阿強立刻衝進屋來。
阿強是孟文華暫時借給柳晨鳴的保鏢。
餘威看著柳晨鳴,哼道:「柳晨鳴,你可回來了。」
「餘威,你想幹什麼。」柳晨鳴驚恐的問。
「幹什麼?」餘威冷笑一聲,對五個手下吩咐道:「還愣著幹嘛,把柳晨鳴給我捆起來。
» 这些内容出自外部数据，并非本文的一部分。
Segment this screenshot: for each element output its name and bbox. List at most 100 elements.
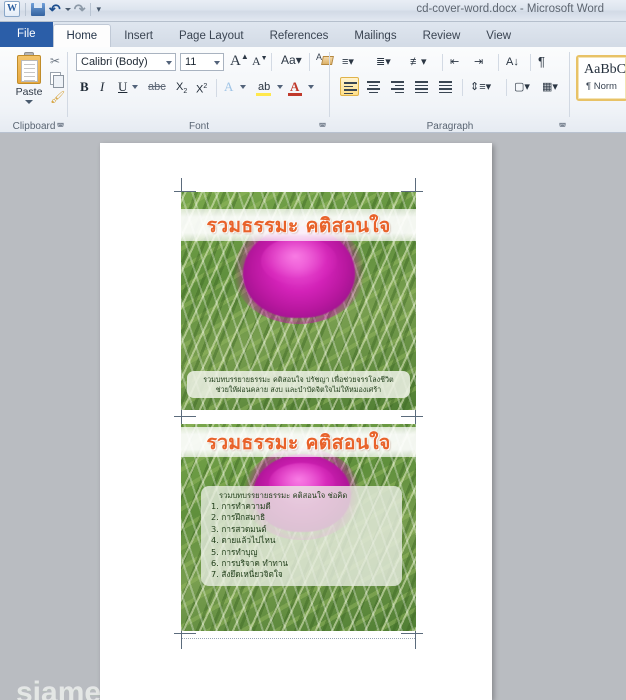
font-size-value: 11 [185,56,197,68]
cover-list-heading: รวมบทบรรยายธรรมะ คติสอนใจ ช่อคิด [219,491,348,500]
undo-dropdown-caret-icon[interactable] [64,7,71,11]
paragraph-group-label: Paragraph [426,121,474,132]
tab-references[interactable]: References [257,25,342,47]
subscript-button[interactable]: X2 [176,77,187,102]
font-name-caret-icon[interactable] [166,61,172,65]
font-color-caret-icon[interactable] [308,85,314,89]
cd-cover-image-bottom[interactable]: รวมธรรมะ คติสอนใจ รวมบทบรรยายธรรมะ คติสอ… [181,424,416,631]
strikethrough-button[interactable]: abc [148,77,166,97]
tab-mailings[interactable]: Mailings [341,25,409,47]
justify-button[interactable] [412,77,431,96]
cover-caption-line-1: รวมบทบรรยายธรรมะ คติสอนใจ ปรัชญา เพื่อช่… [203,375,394,384]
highlight-caret-icon[interactable] [277,85,283,89]
clipboard-dialog-launcher[interactable]: ◚ [56,122,65,131]
paste-button[interactable]: Paste [8,52,50,104]
ribbon: Paste ✂ 🖌 Clipboard ◚ Calibri (Body) 11 … [0,47,626,133]
numbering-button[interactable]: ≣▾ [376,54,391,70]
tab-file[interactable]: File [0,22,53,47]
font-size-caret-icon[interactable] [214,61,220,65]
list-item: 1. การทำความดี [211,501,271,511]
save-icon[interactable] [31,2,46,17]
cover-caption-box-top: รวมบทบรรยายธรรมะ คติสอนใจ ปรัชญา เพื่อช่… [187,371,410,399]
cover-list-box: รวมบทบรรยายธรรมะ คติสอนใจ ช่อคิด 1. การท… [201,486,402,586]
cut-icon[interactable]: ✂ [50,53,68,70]
redo-icon[interactable]: ↷ [74,1,86,17]
italic-button[interactable]: I [100,77,104,97]
undo-icon[interactable]: ↶ [49,1,61,17]
center-button[interactable] [364,77,383,96]
cover-title-band-bottom: รวมธรรมะ คติสอนใจ [181,427,416,457]
align-right-button[interactable] [388,77,407,96]
para-sep-2 [498,54,499,71]
tab-insert[interactable]: Insert [111,25,166,47]
cover-title-top: รวมธรรมะ คติสอนใจ [206,213,391,237]
align-left-button[interactable] [340,77,359,96]
bold-button[interactable]: B [80,77,89,97]
qat-divider [25,2,26,16]
font-sep-3 [216,79,217,97]
document-page[interactable]: รวมธรรมะ คติสอนใจ รวมบทบรรยายธรรมะ คติสอ… [100,143,492,700]
grow-font-button[interactable]: A▲ [230,52,249,70]
shading-button[interactable]: ▢▾ [514,79,530,95]
underline-caret-icon[interactable] [132,85,138,89]
title-bar: W ↶ ↷ ▾ cd-cover-word.docx - Microsoft W… [0,0,626,22]
word-application-window: W ↶ ↷ ▾ cd-cover-word.docx - Microsoft W… [0,0,626,700]
paste-dropdown-caret-icon[interactable] [25,100,33,104]
text-boundary-dotted [182,638,415,639]
sort-button[interactable]: A↓ [506,54,519,70]
font-color-swatch [288,93,302,96]
list-item: 2. การฝึกสมาธิ [211,512,266,523]
ribbon-group-paragraph: ≡▾ ≣▾ ≢▾ ⇤ ⇥ A↓ ¶ ⇕≡▾ ▢▾ ▦▾ Paragraph ◚ [330,47,570,133]
ribbon-tab-strip: File Home Insert Page Layout References … [0,22,626,47]
crop-mark-br-h [401,633,423,634]
style-preview-text: AaBbC [584,62,626,77]
cover-title-bottom: รวมธรรมะ คติสอนใจ [206,430,391,454]
paste-label: Paste [15,86,43,98]
font-name-combobox[interactable]: Calibri (Body) [76,53,176,71]
customize-qat-icon[interactable]: ▾ [96,4,101,15]
para-sep-1 [442,54,443,71]
quick-access-toolbar: W ↶ ↷ ▾ [4,1,101,17]
crop-mark-bl-h [174,633,196,634]
paste-icon [14,52,44,85]
font-name-value: Calibri (Body) [81,56,148,68]
line-spacing-button[interactable]: ⇕≡▾ [470,79,491,95]
underline-button[interactable]: U [118,77,127,97]
cd-cover-image-top[interactable]: รวมธรรมะ คติสอนใจ รวมบทบรรยายธรรมะ คติสอ… [181,192,416,410]
list-item: 4. ตายแล้วไปไหน [211,535,276,546]
change-case-button[interactable]: Aa▾ [281,53,302,67]
multilevel-list-button[interactable]: ≢▾ [410,54,427,70]
para-sep-5 [506,79,507,96]
tab-page-layout[interactable]: Page Layout [166,25,257,47]
shrink-font-button[interactable]: A▼ [252,54,268,69]
borders-button[interactable]: ▦▾ [542,79,558,95]
tab-view[interactable]: View [473,25,524,47]
font-size-combobox[interactable]: 11 [180,53,224,71]
word-logo-icon[interactable]: W [4,1,20,17]
ribbon-group-clipboard: Paste ✂ 🖌 Clipboard ◚ [0,47,68,133]
cover-caption-line-2: ช่วยให้ผ่อนคลาย สงบ และบำบัดจิตใจไม่ให้ห… [215,384,382,394]
document-canvas[interactable]: siameb รวมธรรมะ คติสอนใจ รวมบทบรรยายธรรม… [0,133,626,700]
paragraph-dialog-launcher[interactable]: ◚ [558,122,567,131]
font-group-label: Font [188,121,209,132]
distributed-button[interactable] [436,77,455,96]
increase-indent-button[interactable]: ⇥ [474,54,483,70]
font-sep-1 [271,53,272,71]
bullets-button[interactable]: ≡▾ [342,54,354,70]
ribbon-group-styles: AaBbC ¶ Norm [570,47,626,133]
ribbon-group-font: Calibri (Body) 11 A▲ A▼ Aa▾ A B I U abc … [68,47,334,133]
decrease-indent-button[interactable]: ⇤ [450,54,459,70]
copy-icon[interactable] [50,72,64,88]
superscript-button[interactable]: X2 [196,77,207,100]
style-name-label: ¶ Norm [586,81,617,92]
text-effects-button[interactable]: A [224,77,233,97]
format-painter-icon[interactable]: 🖌 [50,89,68,106]
tab-home[interactable]: Home [52,24,112,47]
font-sep-2 [309,53,310,71]
list-item: 7. สังยึดเหนี่ยวจิตใจ [211,569,283,580]
font-dialog-launcher[interactable]: ◚ [318,122,327,131]
tab-review[interactable]: Review [410,25,474,47]
style-normal-thumbnail[interactable]: AaBbC ¶ Norm [576,55,626,101]
show-formatting-marks-button[interactable]: ¶ [538,54,545,70]
text-effects-caret-icon[interactable] [240,85,246,89]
」
「是。」五個保鏢撲向柳晨鳴。
阿強立刻攔在柳晨鳴身邊。
五個手下跟阿強混戰在一起。
可惜,餘威的這五個手下,全都是幾千萬級別的高手,阿強一個人很快就被打倒了。
餘威不屑的看了眼阿強。
不出兩分鐘,阿強和柳晨鳴都被捆起來了。
一個手下問:「威爺,柳晨鳴已經綁起來了,現在怎麼處理?」
餘威鬍子一顫,說道:「現在不急,等那個唐子臣回來,一併處理。」
「是。」
此刻,唐子臣和柳湘雲正在回家的路上,柳湘雲沉默不語,中午聽到唐子臣跟她爸打的電話,讓她很害怕。以前她排斥唐子臣,不要唐子臣當她的保鏢,而現在卻很害怕他某一天真的辭職離去。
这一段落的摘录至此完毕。